With oompah-pah's, kazoos and baton twirlers, Big Red Band and 105-year-old alumna parade down Fifth Avenue

President David Skorton poses with the Sy Katz '31 Parade's grand marshal, Faith "Happy" Reichert '25, who also was celebrating her 105th birthday that day.

The parade heads down Fifth Avenue, with the Empire State Building in the background.

NEW YORK -- Only a parade down one of Manhattan's busiest thoroughfares could match the love that Seymour "Sy" Katz '31 felt for Cornell.

So on a cool Nov. 11 evening, in keeping with the tradition Katz started more than three decades ago, the Big Red Marching Band made its biennial post-Columbia University football faceoff pilgrimage down Manhattan's Fifth Avenue for Cornell's Sy Katz '31 Parade.

Flanked by cheerleaders, baton-twirlers and a sea of about 500 red-clad alumni humming through plastic kazoos, the band played its way down Fifth Avenue, from St. Patrick's Cathedral at 50th Street to the Cornell Club on 44th Street.

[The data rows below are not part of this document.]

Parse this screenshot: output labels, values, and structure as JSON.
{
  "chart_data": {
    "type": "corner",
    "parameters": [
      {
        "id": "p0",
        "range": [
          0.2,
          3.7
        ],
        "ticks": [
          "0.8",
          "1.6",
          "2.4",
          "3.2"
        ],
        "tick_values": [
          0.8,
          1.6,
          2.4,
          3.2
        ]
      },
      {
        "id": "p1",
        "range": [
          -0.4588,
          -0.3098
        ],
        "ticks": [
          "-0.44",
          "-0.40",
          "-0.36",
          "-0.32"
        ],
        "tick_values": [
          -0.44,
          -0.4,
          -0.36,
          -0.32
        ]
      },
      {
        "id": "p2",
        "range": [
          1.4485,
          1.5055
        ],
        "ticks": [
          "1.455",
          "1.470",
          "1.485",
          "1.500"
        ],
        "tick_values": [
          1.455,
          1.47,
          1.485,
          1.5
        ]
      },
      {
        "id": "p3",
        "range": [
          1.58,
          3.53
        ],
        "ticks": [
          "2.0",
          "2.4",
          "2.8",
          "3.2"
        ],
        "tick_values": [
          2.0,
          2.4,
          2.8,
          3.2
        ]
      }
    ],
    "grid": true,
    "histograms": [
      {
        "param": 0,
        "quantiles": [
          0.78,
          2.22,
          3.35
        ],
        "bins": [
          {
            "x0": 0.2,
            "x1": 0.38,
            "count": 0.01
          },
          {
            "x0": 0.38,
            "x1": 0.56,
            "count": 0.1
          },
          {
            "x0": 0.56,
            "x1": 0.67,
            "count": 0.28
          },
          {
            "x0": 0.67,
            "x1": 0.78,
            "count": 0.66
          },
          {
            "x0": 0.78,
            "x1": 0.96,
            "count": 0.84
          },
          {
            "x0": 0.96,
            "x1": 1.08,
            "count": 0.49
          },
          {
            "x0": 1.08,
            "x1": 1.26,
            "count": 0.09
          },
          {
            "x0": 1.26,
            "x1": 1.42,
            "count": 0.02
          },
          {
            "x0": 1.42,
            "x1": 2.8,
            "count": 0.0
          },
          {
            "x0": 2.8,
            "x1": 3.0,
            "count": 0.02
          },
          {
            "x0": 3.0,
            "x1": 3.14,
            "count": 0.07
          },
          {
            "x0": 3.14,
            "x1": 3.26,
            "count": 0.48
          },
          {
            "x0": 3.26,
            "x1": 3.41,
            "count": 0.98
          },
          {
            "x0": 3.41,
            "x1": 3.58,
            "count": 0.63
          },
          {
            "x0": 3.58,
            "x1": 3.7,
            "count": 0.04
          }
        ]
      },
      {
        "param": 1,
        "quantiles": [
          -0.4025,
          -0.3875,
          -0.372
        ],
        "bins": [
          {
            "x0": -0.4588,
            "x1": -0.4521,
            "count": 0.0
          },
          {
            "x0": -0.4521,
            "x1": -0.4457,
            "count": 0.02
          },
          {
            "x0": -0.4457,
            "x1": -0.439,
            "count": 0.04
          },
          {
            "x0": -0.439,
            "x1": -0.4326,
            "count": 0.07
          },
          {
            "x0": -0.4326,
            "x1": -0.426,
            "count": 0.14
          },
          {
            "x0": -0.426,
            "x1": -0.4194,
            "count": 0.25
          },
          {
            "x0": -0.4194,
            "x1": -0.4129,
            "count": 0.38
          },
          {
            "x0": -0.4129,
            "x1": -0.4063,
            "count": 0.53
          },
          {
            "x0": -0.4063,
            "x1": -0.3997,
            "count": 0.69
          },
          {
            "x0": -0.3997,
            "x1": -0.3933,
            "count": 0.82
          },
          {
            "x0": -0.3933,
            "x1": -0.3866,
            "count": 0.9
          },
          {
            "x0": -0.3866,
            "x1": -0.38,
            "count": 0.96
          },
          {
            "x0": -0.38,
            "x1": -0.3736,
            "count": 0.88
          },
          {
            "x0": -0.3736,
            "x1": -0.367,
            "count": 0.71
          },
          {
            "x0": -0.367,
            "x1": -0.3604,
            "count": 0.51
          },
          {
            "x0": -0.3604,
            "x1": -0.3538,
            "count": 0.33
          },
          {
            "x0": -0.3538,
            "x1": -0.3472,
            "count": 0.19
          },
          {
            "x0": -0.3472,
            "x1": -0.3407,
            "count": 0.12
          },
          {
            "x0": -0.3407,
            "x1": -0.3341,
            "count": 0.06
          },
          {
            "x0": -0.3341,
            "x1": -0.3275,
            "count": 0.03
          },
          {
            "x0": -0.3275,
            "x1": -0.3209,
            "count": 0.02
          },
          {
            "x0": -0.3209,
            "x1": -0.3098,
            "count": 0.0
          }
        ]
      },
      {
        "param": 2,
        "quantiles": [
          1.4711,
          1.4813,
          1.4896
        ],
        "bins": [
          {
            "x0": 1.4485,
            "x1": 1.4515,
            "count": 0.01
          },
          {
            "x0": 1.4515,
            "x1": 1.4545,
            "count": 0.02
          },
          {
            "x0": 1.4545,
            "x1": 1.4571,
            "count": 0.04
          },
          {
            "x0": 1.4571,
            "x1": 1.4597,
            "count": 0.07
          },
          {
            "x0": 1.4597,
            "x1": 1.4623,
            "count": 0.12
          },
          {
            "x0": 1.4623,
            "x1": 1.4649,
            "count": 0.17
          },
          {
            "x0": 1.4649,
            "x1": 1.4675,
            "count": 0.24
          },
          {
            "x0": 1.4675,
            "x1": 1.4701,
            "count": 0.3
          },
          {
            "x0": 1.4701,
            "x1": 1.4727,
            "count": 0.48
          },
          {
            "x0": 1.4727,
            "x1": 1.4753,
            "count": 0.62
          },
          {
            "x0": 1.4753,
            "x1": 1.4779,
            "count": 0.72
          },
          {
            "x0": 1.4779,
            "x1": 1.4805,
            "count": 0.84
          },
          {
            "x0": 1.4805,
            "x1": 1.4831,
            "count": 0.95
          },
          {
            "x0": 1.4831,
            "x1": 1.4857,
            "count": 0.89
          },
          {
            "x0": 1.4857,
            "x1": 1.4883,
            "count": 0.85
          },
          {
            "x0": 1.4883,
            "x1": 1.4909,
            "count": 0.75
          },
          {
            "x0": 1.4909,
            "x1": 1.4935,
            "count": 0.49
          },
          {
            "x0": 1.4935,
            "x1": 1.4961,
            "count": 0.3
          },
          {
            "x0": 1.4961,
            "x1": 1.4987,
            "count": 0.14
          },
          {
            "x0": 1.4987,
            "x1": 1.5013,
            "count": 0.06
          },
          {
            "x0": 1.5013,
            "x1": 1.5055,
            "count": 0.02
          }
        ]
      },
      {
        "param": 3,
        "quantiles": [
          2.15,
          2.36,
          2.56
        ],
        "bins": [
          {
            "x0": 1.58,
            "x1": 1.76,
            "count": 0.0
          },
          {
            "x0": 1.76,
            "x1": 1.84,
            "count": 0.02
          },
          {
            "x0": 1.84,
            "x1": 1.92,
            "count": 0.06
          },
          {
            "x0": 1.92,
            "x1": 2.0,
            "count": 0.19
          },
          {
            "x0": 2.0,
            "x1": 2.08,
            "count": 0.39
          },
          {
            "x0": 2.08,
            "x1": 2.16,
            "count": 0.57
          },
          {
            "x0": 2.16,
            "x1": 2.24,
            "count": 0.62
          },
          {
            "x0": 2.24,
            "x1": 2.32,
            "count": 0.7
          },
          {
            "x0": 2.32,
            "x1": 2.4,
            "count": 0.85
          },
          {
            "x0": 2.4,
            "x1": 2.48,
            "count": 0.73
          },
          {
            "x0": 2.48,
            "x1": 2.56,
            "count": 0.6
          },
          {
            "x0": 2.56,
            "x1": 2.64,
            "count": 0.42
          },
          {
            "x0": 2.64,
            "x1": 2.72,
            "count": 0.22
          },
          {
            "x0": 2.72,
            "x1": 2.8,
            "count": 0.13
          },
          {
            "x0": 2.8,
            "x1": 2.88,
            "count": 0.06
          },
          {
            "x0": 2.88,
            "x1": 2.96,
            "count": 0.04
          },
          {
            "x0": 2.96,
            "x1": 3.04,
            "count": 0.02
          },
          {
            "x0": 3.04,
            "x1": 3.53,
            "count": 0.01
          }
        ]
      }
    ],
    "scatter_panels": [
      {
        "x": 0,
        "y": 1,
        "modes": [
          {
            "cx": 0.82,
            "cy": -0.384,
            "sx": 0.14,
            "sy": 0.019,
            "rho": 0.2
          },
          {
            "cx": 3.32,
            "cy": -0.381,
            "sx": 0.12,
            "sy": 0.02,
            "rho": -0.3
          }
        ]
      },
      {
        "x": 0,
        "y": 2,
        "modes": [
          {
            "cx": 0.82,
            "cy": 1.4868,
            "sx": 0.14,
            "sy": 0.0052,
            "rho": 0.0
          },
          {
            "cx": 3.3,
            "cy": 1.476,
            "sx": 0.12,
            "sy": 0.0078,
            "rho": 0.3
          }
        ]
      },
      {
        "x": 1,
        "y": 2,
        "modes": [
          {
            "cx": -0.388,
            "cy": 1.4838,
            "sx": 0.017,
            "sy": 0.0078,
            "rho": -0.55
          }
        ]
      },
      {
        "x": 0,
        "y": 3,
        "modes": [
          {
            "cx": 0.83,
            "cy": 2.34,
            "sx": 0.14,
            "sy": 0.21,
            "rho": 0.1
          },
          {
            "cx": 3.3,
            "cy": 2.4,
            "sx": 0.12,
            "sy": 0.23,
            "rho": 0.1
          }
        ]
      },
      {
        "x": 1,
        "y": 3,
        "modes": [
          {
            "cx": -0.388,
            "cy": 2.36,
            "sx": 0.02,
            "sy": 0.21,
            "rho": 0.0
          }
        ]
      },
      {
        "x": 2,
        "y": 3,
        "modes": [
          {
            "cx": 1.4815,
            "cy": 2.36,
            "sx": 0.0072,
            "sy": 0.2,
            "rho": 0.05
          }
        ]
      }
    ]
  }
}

There, the alumni enjoyed a curbside capstone concert and a rousing rendition of the Alma Mater.

"My father fell in love with the band during the 1970s," said Alice Katz Berglas '66, Katz's daughter. One day, he decided that "every respectable marching band needed its own parade," and the rest is history. Every other year since then, after Cornell's football game at Columbia, the Big Red Band has led the spirited spectacle down Fifth Avenue.

"This is a wonderful event," said University Council Chairman Jay Waks, ILR '68, J.D. '71. "It really is too bad that Cornell lost at football today, but this makes up for it."

The Big Red Band performs a concert at the Cornell Club on 44th Street.

Sy Katz's son, Bob Katz '69, left, and Bill Vanneman '31 play a kazoo duet of a medley of Cornell songs in front of the Cornell Club.

Indeed, no one could have guessed that Cornell had fallen short 21-14 against Columbia, as the Big Red Band led several rounds of "Give My Regards to Davy" while passers-by snapped pictures or stared.

The parade's grand marshal was Faith "Happy" Reichert '25, who was celebrating her 105th birthday and her first Sy Katz parade on the same day.

Wearing a Class of '25 button, Reichert was pushed along in a wheelchair at the head of the crowd alongside Cornell President David Skorton.

Perhaps the evening's spirit was best captured by the kazoo duet between Sy Katz's son, Bob Katz '69, and Bill Vanneman '31 as they joined the Big Red Band in a medley of Cornell songs.

Beaming with pride, Vanneman said Sy Katz was his classmate and best friend, and that the parade wasn't just about Big Red -- it was about remembering Katz, too.

"Sy was the greatest guy in the world," Vanneman said.